Fibromyalgia (FM) is a complex syndrome, with an indefinite aetiology and intricate pathophysiology that affects 2 – 3% of the world population. From the beginning of the 2000s, experimental animal models have been developed to mimic clinical FM and help obtain a better understanding of the relevant neurobiology. These animal models have enabled a broad study of FM symptoms and mechanisms, as well as new treatment strategies. Current experimental FM models include the reserpine-induced systemic depletion of biogenic amines, muscle application of acid saline, and stress-based (cold, sound, or swim) approaches, among other emerging models. FM models should: (i) mimic the cardinal symptoms and complaints reported by FM patients (e.g., spontaneous nociception, muscle pain, hypersensitivity); (ii) mimic primary comorbidities that can aggravate quality of life and lead to worse outcomes (e.g., fatigue, sleep disturbance, depression, anxiety); (iii) mimic the prevalent pathological mechanisms (e.g., peripheral and central sensitization, inflammation/neuroinflammation, change in the levels of the excitatory and inhibitory neurotransmitters); and (iv) demonstrate a pharmacological profile similar to the clinical treatment of FM. However, it is difficult for any one of these models to include the entire spectrum of clinical FM features once even FM patients are highly heterogeneous. In the past six years (2015 – 2020), a wide range of experimental FM studies has amounted to the literature reinforcing the need for an updated review. Here we have described, in detail, several approaches used to experimentally study FM, with a focus on recent studies in the field and in previously less discussed mechanisms. We highlight each model’s challenges, limitations, and future directions, intending to help preclinical researchers establish the correct experimental FM model to use depending on their goals.

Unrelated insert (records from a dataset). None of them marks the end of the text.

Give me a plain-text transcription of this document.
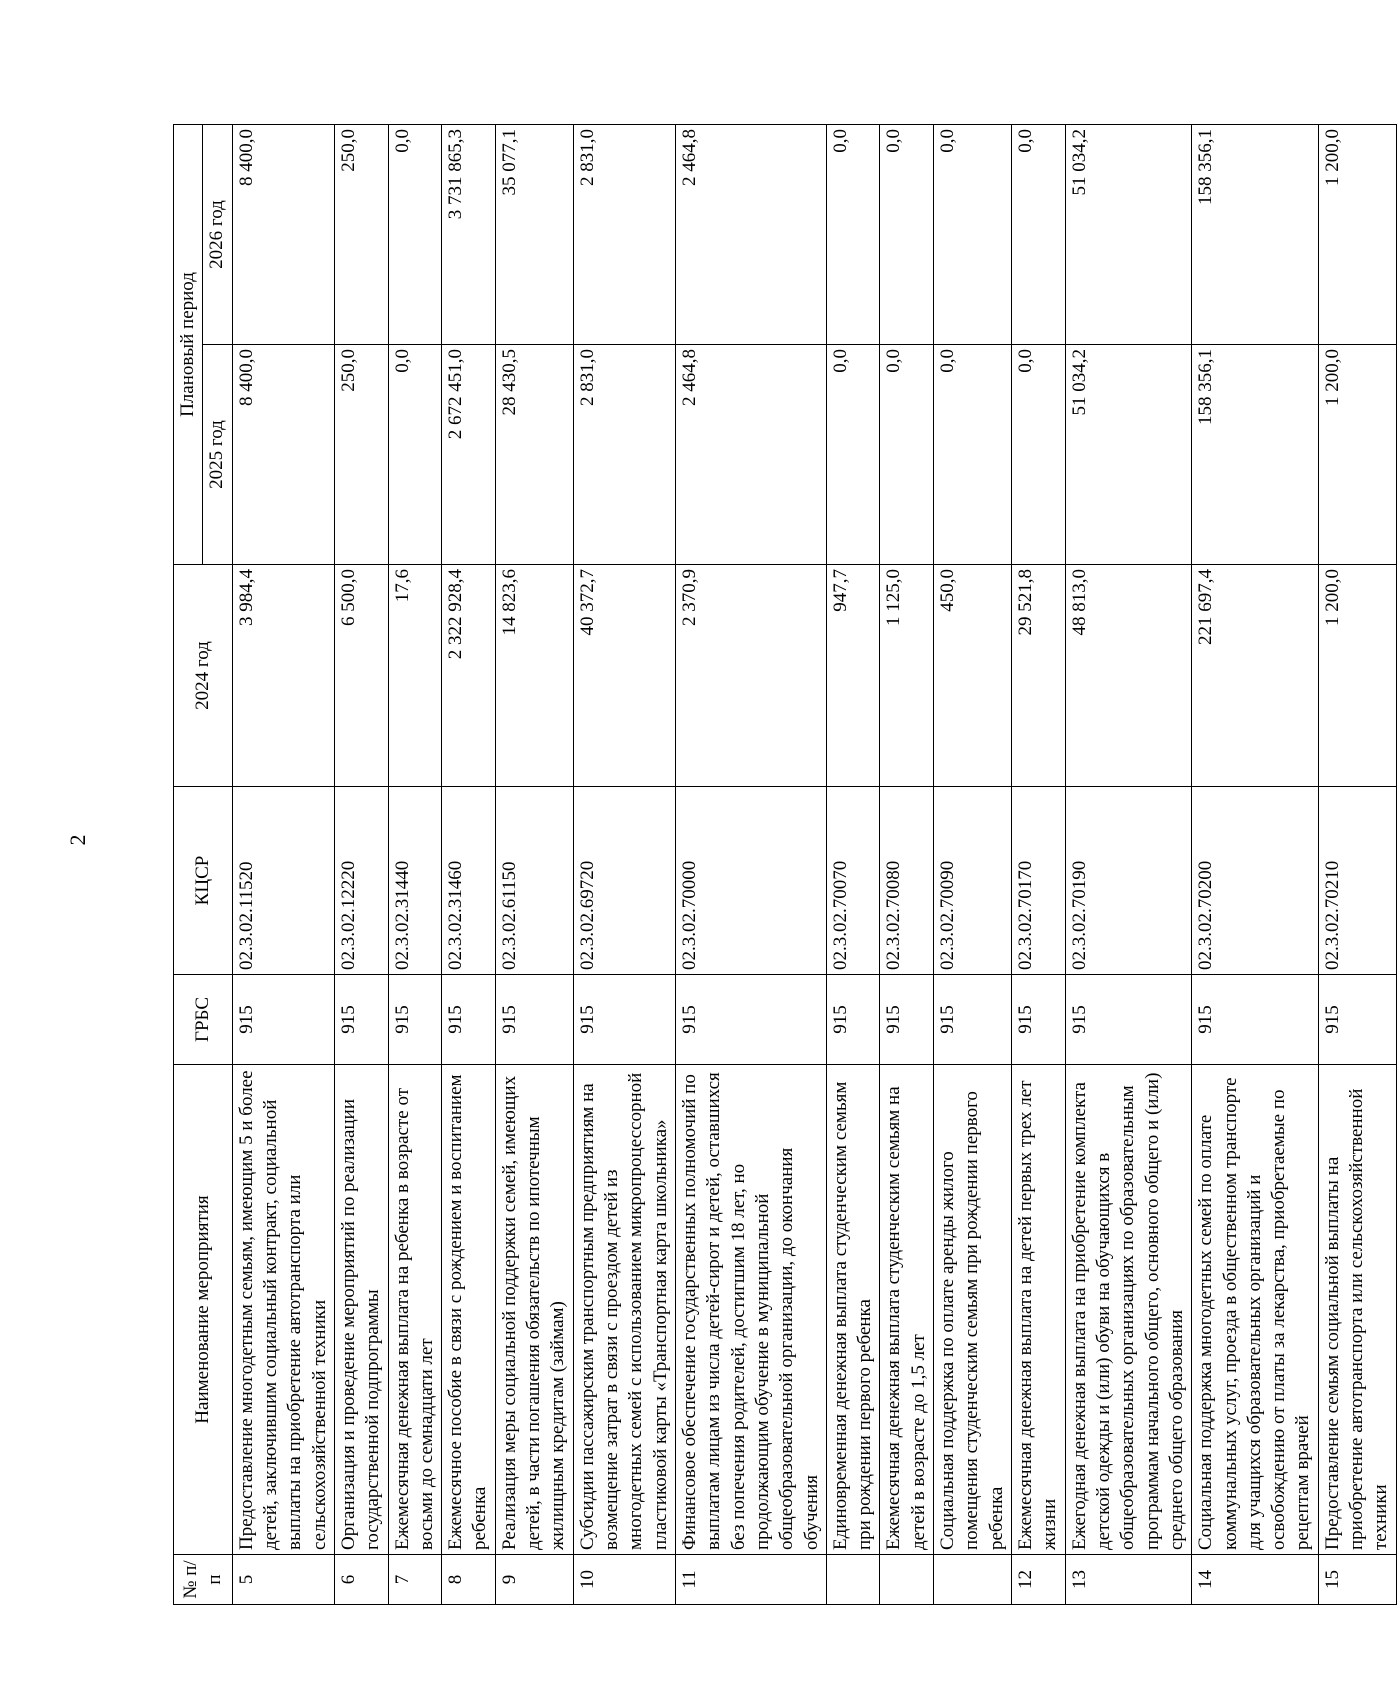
2
№ п/п	Наименование мероприятия	ГРБС	КЦСР	2024 год	Плановый период	
					2025 год	2026 год
5	Предоставление многодетным семьям, имеющим 5 и более детей, заключившим социальный контракт, социальной выплаты на приобретение автотранспорта или сельскохозяйственной техники	915	02.3.02.11520	3 984,4	8 400,0	8 400,0
6	Организация и проведение мероприятий по реализации государственной подпрограммы	915	02.3.02.12220	6 500,0	250,0	250,0
7	Ежемесячная денежная выплата на ребенка в возрасте от восьми до семнадцати лет	915	02.3.02.31440	17,6	0,0	0,0
8	Ежемесячное пособие в связи с рождением и воспитанием ребенка	915	02.3.02.31460	2 322 928,4	2 672 451,0	3 731 865,3
9	Реализация меры социальной поддержки семей, имеющих детей, в части погашения обязательств по ипотечным жилищным кредитам (займам)	915	02.3.02.61150	14 823,6	28 430,5	35 077,1
10	Субсидии пассажирским транспортным предприятиям на возмещение затрат в связи с проездом детей из многодетных семей с использованием микропроцессорной пластиковой карты «Транспортная карта школьника»	915	02.3.02.69720	40 372,7	2 831,0	2 831,0
11	Финансовое обеспечение государственных полномочий по выплатам лицам из числа детей-сирот и детей, оставшихся без попечения родителей, достигшим 18 лет, но продолжающим обучение в муниципальной общеобразовательной организации, до окончания обучения	915	02.3.02.70000	2 370,9	2 464,8	2 464,8
	Единовременная денежная выплата студенческим семьям при рождении первого ребенка	915	02.3.02.70070	947,7	0,0	0,0
	Ежемесячная денежная выплата студенческим семьям на детей в возрасте до 1,5 лет	915	02.3.02.70080	1 125,0	0,0	0,0
	Социальная поддержка по оплате аренды жилого помещения студенческим семьям при рождении первого ребенка	915	02.3.02.70090	450,0	0,0	0,0
12	Ежемесячная денежная выплата на детей первых трех лет жизни	915	02.3.02.70170	29 521,8	0,0	0,0
13	Ежегодная денежная выплата на приобретение комплекта детской одежды и (или) обуви на обучающихся в общеобразовательных организациях по образовательным программам начального общего, основного общего и (или) среднего общего образования	915	02.3.02.70190	48 813,0	51 034,2	51 034,2
14	Социальная поддержка многодетных семей по оплате коммунальных услуг, проезда в общественном транспорте для учащихся образовательных организаций и освобождению от платы за лекарства, приобретаемые по рецептам врачей	915	02.3.02.70200	221 697,4	158 356,1	158 356,1
15	Предоставление семьям социальной выплаты на приобретение автотранспорта или сельскохозяйственной техники	915	02.3.02.70210	1 200,0	1 200,0	1 200,0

纤维肌痛 (FM) 是一种复杂的综合征，具有不确定的病因和复杂的病理生理学，影响世界 2-3% 的人口。从 2000 年代开始，已经开发出实验动物模型来模拟临床 FM 并帮助更好地了解相关的神经生物学。这些动物模型使对 FM 症状和机制以及新的治疗策略的广泛研究成为可能。目前的实验性 FM 模型包括利血平诱导的生物胺系统消耗、酸性盐水的肌肉应用和基于压力（冷、声音或游泳）的方法，以及其他新兴模型。FM 模型应该： (i) 模仿 FM 患者报告的主要症状和主诉（例如，自发性伤害感受、肌肉疼痛、超敏反应）；(ii) 模仿可加重生活质量并导致更坏结果的主要合并症（例如，疲劳、睡眠障碍、抑郁、焦虑）；(iii) 模拟流行的病理机制（例如，外周和中枢致敏、炎症/神经炎症、兴奋性和抑制性神经递质水平的变化）；(iv) 表现出与 FM 临床治疗相似的药理学特征。然而，一旦 FM 患者具有高度异质性，这些模型中的任何一个都很难包含整个临床 FM 特征谱。在过去六年（2015 年至 2020 年）中，大量的实验性 FM 研究已成为文献，强化了更新综述的必要性。在这里，我们详细描述了用于实验研究 FM 的几种方法，重点关注该领域的最新研究以及以前较少讨论的机制。我们强调每个模型的挑战、局限性和未来方向，旨在帮助临床前研究人员建立正确的实验 FM 模型，以根据他们的目标使用。